Известный мусковый корень, употребляемый для курения, растет по всей Бухарии, в степи. Угольщики, люди, отправляющиеся весной для собирания целебных и красильных трав и корней, копают и мусковый корень, сунбул. Они же находят иногда древние монеты, которых много, в особенности на пути от Бухары до Каракуля — селения, поблизости озера того же имени. По этому же пути, верстах в 25 от Бухары, есть какие-то древние развалины. Жиды бухарские промывают иногда несколько золота с берегов Заревшана, но промысел этот очень незначителен. Замечу, что из Троицка и доселе еще возят в Бухару золото, хотя уже гораздо менее, чем прежде.
Бадахшан разорен ныне вовсе и оттуда уже драгоценных камней не возят.
Путь, относительно действий военных, как я полагаю, представляет столько затруднений, что их едва ли возможно одолеть. Путь до Сыра, самый лучший и выгодный, ведет из Петропавловской крепости, на Сибирской линии, потому что тогда минуем большую часть Каракума; или можно выйти из Троицка, из укреплений Новой линии и держаться восточнее; а вышед на петропавловскую караванную дорогу, следовать уже по ней. Таким образом удобно можно дойти до р. Сыра. Тут остается или, прорыв плотины, пустить воду в Яныдарью, итти вниз по ней и потом вдоль Аральского моря до восточного рукава Аму, Кара-Узяка, или построить суда на Сыре и итти в Хиву водою. Устья Сыра и Аму проходимы, ибо и теперь, изредка, суда приходят из Конграта в р. Сыр этим путем. Но мне бы казалось, что всего удобнее сделать это таким образом: отправиться с отрядом на Сыр, укрепиться там, остаться на более продолжительное время и собирать закят с кайсаков, не давая их в обиду ни ташкентцам, ни хивинцам. Таким образом легко можно будет содержать отряд, а кайсаки ничего не потерпят, потому что будут платить нам менее и уравнительное, чем теперь хивинцам, ташкентцам и всякому, кто вздумает их обобрать.
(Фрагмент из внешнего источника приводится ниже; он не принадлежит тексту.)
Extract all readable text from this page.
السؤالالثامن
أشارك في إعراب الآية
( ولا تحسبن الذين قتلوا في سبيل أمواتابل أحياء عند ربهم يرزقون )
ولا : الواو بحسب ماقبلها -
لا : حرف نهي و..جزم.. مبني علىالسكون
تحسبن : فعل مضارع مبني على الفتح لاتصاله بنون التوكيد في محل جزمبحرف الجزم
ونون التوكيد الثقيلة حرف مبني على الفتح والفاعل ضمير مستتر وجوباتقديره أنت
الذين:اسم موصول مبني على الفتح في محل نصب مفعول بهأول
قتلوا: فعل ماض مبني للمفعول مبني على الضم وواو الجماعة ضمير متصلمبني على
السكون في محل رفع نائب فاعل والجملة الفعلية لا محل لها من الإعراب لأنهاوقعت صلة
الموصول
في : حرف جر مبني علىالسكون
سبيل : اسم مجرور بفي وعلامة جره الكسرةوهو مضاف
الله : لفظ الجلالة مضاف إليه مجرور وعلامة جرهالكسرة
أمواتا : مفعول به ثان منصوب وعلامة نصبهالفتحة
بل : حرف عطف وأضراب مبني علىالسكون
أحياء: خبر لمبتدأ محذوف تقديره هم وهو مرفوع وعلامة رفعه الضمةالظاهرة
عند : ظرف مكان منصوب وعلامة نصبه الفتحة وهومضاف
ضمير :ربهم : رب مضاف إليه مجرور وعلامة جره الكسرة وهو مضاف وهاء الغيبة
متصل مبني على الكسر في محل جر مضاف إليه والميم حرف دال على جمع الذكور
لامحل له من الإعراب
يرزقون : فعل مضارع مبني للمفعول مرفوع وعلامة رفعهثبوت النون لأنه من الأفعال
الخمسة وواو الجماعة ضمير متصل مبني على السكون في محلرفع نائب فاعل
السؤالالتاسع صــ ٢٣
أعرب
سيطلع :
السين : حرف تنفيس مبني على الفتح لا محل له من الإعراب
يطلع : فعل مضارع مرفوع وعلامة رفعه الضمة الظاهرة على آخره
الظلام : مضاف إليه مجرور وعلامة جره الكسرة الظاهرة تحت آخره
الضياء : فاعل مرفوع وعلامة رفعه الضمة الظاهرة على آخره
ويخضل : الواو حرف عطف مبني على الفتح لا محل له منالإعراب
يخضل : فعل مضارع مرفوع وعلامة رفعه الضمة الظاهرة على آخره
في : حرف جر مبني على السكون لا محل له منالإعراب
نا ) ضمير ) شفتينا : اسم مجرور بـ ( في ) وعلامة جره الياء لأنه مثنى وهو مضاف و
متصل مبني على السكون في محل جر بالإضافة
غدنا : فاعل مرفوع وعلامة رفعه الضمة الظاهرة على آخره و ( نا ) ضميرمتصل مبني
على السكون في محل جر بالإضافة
Здесь для отряда баранов и хлеба будет довольно. Этим одним Хива сделается совершенно ничтожною; а присоединив к себе кайсаков и другие племена, в удобном случае не трудно занять и разорить и Хиву. Но может быть путь через Усть-Урт, чрез Ново-Александровск, также удобен, если только решиться итти не с большим отрядом, разделиться на три колонны, которые могут итти разными путями и притти в одно время. О пути чрез Мангышлак я ничего не знаю.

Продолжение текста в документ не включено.